PyTorchKorea · hrxorxm · Jul 2, 2022 · Jul 5, 2022 · Taeyoung96 · Jul 4, 2022
diff --git a/beginner_source/audio_io_tutorial.py b/beginner_source/audio_io_tutorial.py
@@ -1,13 +1,13 @@
 # -*- coding: utf-8 -*-
 """
-Audio I/O
+오디오 I/O
 =========
 
-``torchaudio`` integrates ``libsox`` and provides a rich set of audio I/O.
+``torchaudio`` 는 ``libsox`` 를 통합하고 풍부한 오디오 I/O 를 제공합니다.
 """
 
-# When running this tutorial in Google Colab, install the required packages
-# with the following.
+# 이번 튜토리얼을 구글 코랩(Google Colab)에서 실행할 때,
+# 필요한 패키지들을 아래와 같이 설치해주세요.
 # !pip install torchaudio boto3
 
 import torch
@@ -17,16 +17,16 @@
 print(torchaudio.__version__)
 
 ######################################################################
-# Preparing data and utility functions (skip this section)
+# 데이터 및 유용한 함수 준비하기 (이번 섹션 생략)
 # --------------------------------------------------------
 #
 
-#@title Prepare data and utility functions. {display-mode: "form"}
+#@title 데이터 및 유용한 함수 준비하기 {display-mode: "form"}
 #@markdown
-#@markdown You do not need to look into this cell.
-#@markdown Just execute once and you are good to go.

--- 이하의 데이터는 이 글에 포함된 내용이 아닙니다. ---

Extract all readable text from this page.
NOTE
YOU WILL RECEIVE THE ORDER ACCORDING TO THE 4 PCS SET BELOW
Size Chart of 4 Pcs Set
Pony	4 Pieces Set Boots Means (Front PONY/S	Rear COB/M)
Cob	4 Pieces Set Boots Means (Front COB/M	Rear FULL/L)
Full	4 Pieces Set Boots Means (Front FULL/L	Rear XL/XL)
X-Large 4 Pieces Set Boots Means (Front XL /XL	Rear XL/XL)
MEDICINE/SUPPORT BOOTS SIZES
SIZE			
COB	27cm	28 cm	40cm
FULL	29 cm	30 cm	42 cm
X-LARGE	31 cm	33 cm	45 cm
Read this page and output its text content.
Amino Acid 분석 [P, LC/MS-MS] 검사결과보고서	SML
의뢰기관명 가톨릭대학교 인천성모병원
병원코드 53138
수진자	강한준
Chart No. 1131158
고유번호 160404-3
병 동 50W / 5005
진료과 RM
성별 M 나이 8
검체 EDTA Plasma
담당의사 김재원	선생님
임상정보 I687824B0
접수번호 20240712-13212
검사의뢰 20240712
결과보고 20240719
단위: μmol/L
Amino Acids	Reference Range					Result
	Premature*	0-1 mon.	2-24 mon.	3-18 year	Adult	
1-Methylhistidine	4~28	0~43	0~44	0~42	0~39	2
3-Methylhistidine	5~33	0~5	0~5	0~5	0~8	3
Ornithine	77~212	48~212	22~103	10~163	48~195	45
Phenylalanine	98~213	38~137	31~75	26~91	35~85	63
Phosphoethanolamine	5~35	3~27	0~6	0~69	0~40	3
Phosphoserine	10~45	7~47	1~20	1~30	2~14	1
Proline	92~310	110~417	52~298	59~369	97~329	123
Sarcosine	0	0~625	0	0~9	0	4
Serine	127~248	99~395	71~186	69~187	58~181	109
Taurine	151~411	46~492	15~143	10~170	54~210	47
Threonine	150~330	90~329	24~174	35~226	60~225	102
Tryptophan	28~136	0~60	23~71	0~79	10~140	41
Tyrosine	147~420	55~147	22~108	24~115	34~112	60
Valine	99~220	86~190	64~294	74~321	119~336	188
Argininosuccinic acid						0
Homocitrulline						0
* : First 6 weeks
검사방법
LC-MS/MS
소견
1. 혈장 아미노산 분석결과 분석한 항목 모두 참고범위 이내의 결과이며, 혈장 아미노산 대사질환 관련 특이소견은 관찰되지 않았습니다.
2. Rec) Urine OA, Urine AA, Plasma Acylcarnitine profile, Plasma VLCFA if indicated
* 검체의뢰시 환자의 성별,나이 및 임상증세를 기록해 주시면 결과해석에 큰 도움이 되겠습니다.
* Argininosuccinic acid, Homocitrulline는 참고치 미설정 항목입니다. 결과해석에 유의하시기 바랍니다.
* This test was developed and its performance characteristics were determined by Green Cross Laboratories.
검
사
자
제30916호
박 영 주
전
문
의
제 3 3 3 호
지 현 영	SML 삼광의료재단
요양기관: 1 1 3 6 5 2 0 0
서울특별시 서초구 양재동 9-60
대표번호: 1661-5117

+#@markdown 이 부분을 자세히 보실 필요는 없습니다.
+#@markdown 한번만 실행하면 충분합니다.
 #@markdown
-#@markdown In this tutorial, we will use a speech data from [VOiCES dataset](https://iqtlabs.github.io/voices/), which is licensed under Creative Commos BY 4.0.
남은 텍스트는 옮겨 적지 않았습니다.